Kegiatan verifikasi ini menjadi tahapan penting dalam upaya mengukur sejauh mana keberhasilan penyelenggaraan urusan pemerintahan daerah melalui indikator-indikator yang telah ditetapkan. Setiap Organisasi Perangkat Daerah (OPD), termasuk Dinas PU Kukar, telah diminta untuk memperbarui target capaian IKK agar lebih selaras dengan arah kebijakan pembangunan daerah dan realitas di lapangan.
Kabid Bina Marga Dinas PU Kukar, Linda Juniarti, menjelaskan bahwa pihaknya telah menyampaikan usulan pemutakhiran target IKK LPPD 2025, khususnya untuk indikator yang berkaitan dengan pembangunan infrastruktur seperti peningkatan jalan, pengelolaan drainase, pengembangan kawasan, dan sertifikasi tenaga kerja konstruksi.

“Dinas PU Kukar bertanggung jawab terhadap sejumlah IKK yang berkaitan langsung dengan pelayanan infrastruktur. Melalui verifikasi ini, kami pastikan target yang diajukan realistis, terukur, dan dapat dicapai,” ujar Linda.
Berdasarkan hasil pembahasan bersama Bagian Tata Pemerintahan Sekretariat Daerah Kukar, diketahui bahwa Dinas PU Kukar mengampu tujuh IKK outcome untuk LPPD 2025. Dari total tersebut, tiga indikator mengalami penyesuaian atau koreksi yang berdampak pada penurunan target dibandingkan dengan target dalam RPJMD.
Sementara itu, dua indikator lainnya dinilai masih rendah dan belum optimal dalam capaian tahun sebelumnya.
Evaluasi capaian LPPD tahun 2024 juga menunjukkan bahwa ada tiga IKK yang belum memenuhi target, sehingga perlu perhatian khusus dalam perencanaan tahun mendatang. Oleh karena itu, Bagian Tata Pemerintahan merekomendasikan agar Dinas PU Kukar segera menyusun rencana kerja pemenuhan capaian IKK secara lebih optimal.
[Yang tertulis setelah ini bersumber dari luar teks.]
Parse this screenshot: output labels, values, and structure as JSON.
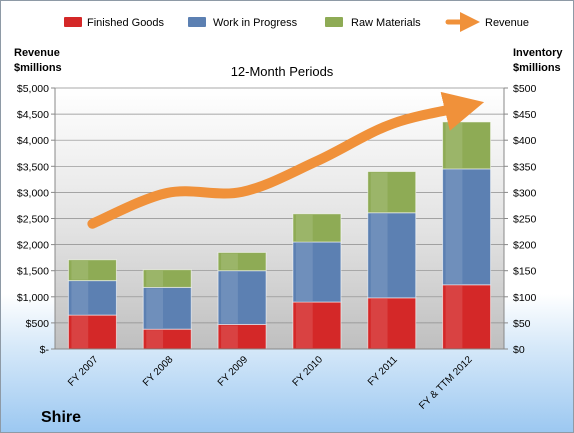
{
  "chart_data": {
    "type": "bar",
    "stacked": true,
    "company": "Shire",
    "title": "12-Month Periods",
    "ylabel_left": [
      "Revenue",
      "$millions"
    ],
    "ylabel_right": [
      "Inventory",
      "$millions"
    ],
    "categories": [
      "FY 2007",
      "FY 2008",
      "FY 2009",
      "FY 2010",
      "FY 2011",
      "FY & TTM 2012"
    ],
    "series": [
      {
        "name": "Finished Goods",
        "color": "#d42828",
        "axis": "right",
        "values": [
          65,
          38,
          47,
          90,
          98,
          123
        ]
      },
      {
        "name": "Work in Progress",
        "color": "#5c80b2",
        "axis": "right",
        "values": [
          66,
          80,
          103,
          115,
          163,
          222
        ]
      },
      {
        "name": "Raw Materials",
        "color": "#8eab55",
        "axis": "right",
        "values": [
          40,
          34,
          35,
          54,
          79,
          90
        ]
      }
    ],
    "line_series": {
      "name": "Revenue",
      "color": "#f0913a",
      "axis": "left",
      "values": [
        2400,
        2990,
        3010,
        3600,
        4310,
        4650
      ]
    },
    "ylim_left": [
      0,
      5000
    ],
    "yticks_left": [
      "$-",
      "$500",
      "$1,000",
      "$1,500",
      "$2,000",
      "$2,500",
      "$3,000",
      "$3,500",
      "$4,000",
      "$4,500",
      "$5,000"
    ],
    "ylim_right": [
      0,
      500
    ],
    "yticks_right": [
      "$0",
      "$50",
      "$100",
      "$150",
      "$200",
      "$250",
      "$300",
      "$350",
      "$400",
      "$450",
      "$500"
    ],
    "grid": true,
    "legend_position": "top"
  }
}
Rencana kerja tersebut harus disampaikan paling lambat lima hari setelah tanggal pembahasan, dan akan menjadi dasar dalam penyusunan program dan penganggaran di APBD Kukar. Langkah ini diharapkan dapat mendorong peningkatan kualitas layanan dan kinerja pembangunan infrastruktur daerah secara menyeluruh.
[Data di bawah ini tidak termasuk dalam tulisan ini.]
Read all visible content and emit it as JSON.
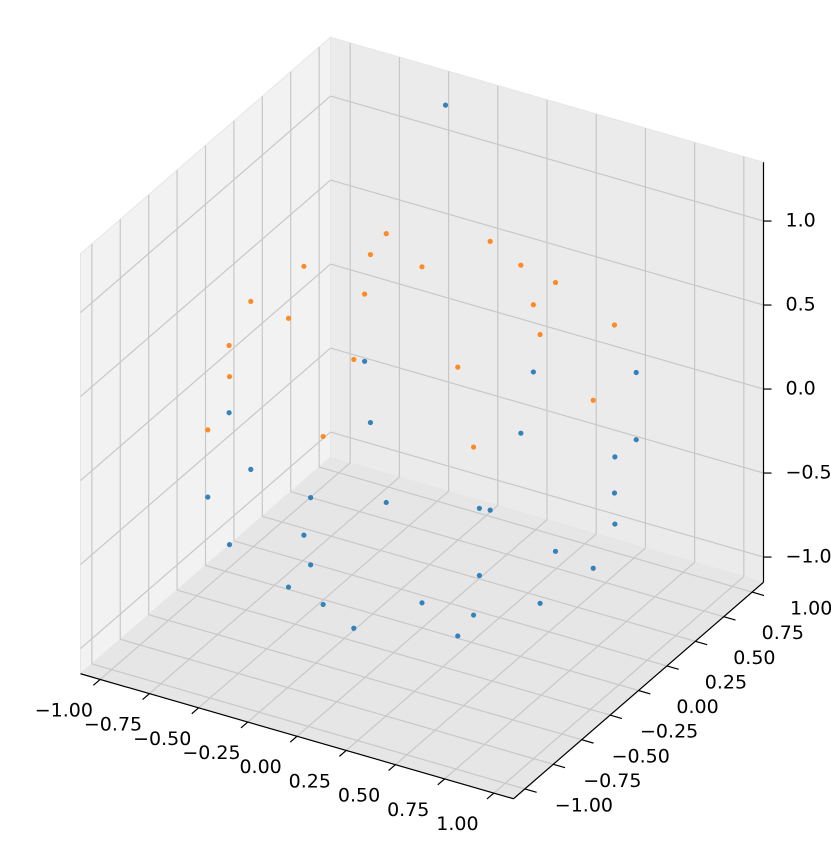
{
  "chart_data": {
    "type": "scatter3d",
    "xlim": [
      -1.1,
      1.1
    ],
    "ylim": [
      -1.1,
      1.1
    ],
    "zlim": [
      -1.15,
      1.35
    ],
    "xticks": [
      {
        "value": -1,
        "label": "−1.00"
      },
      {
        "value": -0.75,
        "label": "−0.75"
      },
      {
        "value": -0.5,
        "label": "−0.50"
      },
      {
        "value": -0.25,
        "label": "−0.25"
      },
      {
        "value": 0,
        "label": "0.00"
      },
      {
        "value": 0.25,
        "label": "0.25"
      },
      {
        "value": 0.5,
        "label": "0.50"
      },
      {
        "value": 0.75,
        "label": "0.75"
      },
      {
        "value": 1,
        "label": "1.00"
      }
    ],
    "yticks": [
      {
        "value": -1,
        "label": "−1.00"
      },
      {
        "value": -0.75,
        "label": "−0.75"
      },
      {
        "value": -0.5,
        "label": "−0.50"
      },
      {
        "value": -0.25,
        "label": "−0.25"
      },
      {
        "value": 0,
        "label": "0.00"
      },
      {
        "value": 0.25,
        "label": "0.25"
      },
      {
        "value": 0.5,
        "label": "0.50"
      },
      {
        "value": 0.75,
        "label": "0.75"
      },
      {
        "value": 1,
        "label": "1.00"
      }
    ],
    "zticks": [
      {
        "value": -1,
        "label": "−1.0"
      },
      {
        "value": -0.5,
        "label": "−0.5"
      },
      {
        "value": 0,
        "label": "0.0"
      },
      {
        "value": 0.5,
        "label": "0.5"
      },
      {
        "value": 1,
        "label": "1.0"
      }
    ],
    "grid": true,
    "series": [
      {
        "color": "#1f77b4",
        "x": [
          0.98,
          0.69,
          0.69,
          0,
          0.98,
          0.69,
          0,
          -0.69,
          -0.98,
          -0.69,
          0,
          0.69,
          0.87,
          0.62,
          0,
          -0.62,
          -0.87,
          -0.62,
          0,
          0.62,
          0.6,
          0.43,
          0,
          -0.43,
          -0.6,
          -0.43,
          0,
          0.43,
          0,
          -0.4
        ],
        "y": [
          0,
          0.69,
          -0.69,
          -0.98,
          0,
          0.69,
          0.98,
          0.69,
          0,
          -0.69,
          -0.98,
          -0.69,
          0,
          0.62,
          0.87,
          0.62,
          0,
          -0.62,
          -0.87,
          -0.62,
          0,
          0.43,
          0.6,
          0.43,
          0,
          -0.43,
          -0.6,
          -0.43,
          0,
          0.9
        ],
        "z": [
          0.2,
          0.2,
          0.2,
          0.2,
          -0.2,
          -0.2,
          -0.2,
          -0.2,
          -0.2,
          -0.2,
          -0.2,
          -0.2,
          -0.5,
          -0.5,
          -0.5,
          -0.5,
          -0.5,
          -0.5,
          -0.5,
          -0.5,
          -0.8,
          -0.8,
          -0.8,
          -0.8,
          -0.8,
          -0.8,
          -0.8,
          -0.8,
          -1,
          1.3
        ]
      },
      {
        "color": "#ff7f0e",
        "x": [
          0.6,
          0.43,
          0,
          -0.43,
          -0.6,
          -0.43,
          0,
          0.43,
          0.87,
          0.62,
          0,
          -0.62,
          -0.87,
          -0.62,
          0,
          0.62,
          -0.69,
          -0.98,
          -0.69,
          0,
          0
        ],
        "y": [
          0,
          0.43,
          0.6,
          0.43,
          0,
          -0.43,
          -0.6,
          -0.43,
          0,
          0.62,
          0.87,
          0.62,
          0,
          -0.62,
          -0.87,
          -0.62,
          0.69,
          0,
          -0.69,
          0.98,
          0
        ],
        "z": [
          0.8,
          0.8,
          0.8,
          0.8,
          0.8,
          0.8,
          0.8,
          0.8,
          0.5,
          0.5,
          0.5,
          0.5,
          0.5,
          0.5,
          0.5,
          0.5,
          0.2,
          0.2,
          0.2,
          0.2,
          1
        ]
      }
    ]
  }
}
“Dengan adanya verifikasi ini, kami tidak hanya mengharmonisasikan angka-angka target, tetapi juga mempertegas komitmen OPD dalam mencapai hasil yang nyata dan dapat dipertanggungjawabkan,” kata perwakilan Bagian Tata Pemerintahan.
Kegiatan ini sekaligus memperkuat akuntabilitas pemerintah daerah dalam menyusun laporan kinerja yang terstruktur dan berbasis data. Seluruh perangkat daerah diharapkan dapat lebih fokus dalam merealisasikan target yang telah disepakati bersama, guna mendukung peningkatan pelayanan publik dan pencapaian nilai LPPD Kabupaten Kutai Kartanegara secara keseluruhan.
“Melalui koordinasi yang baik antar-OPD dan perencanaan yang terukur, Pemerintah Kabupaten Kutai Kartanegara optimistis dapat mencapai target-target kinerja yang telah ditetapkan dan terus meningkatkan kualitas tata kelola pemerintahan daerah ke depan.” tutupnya (Adv/dk).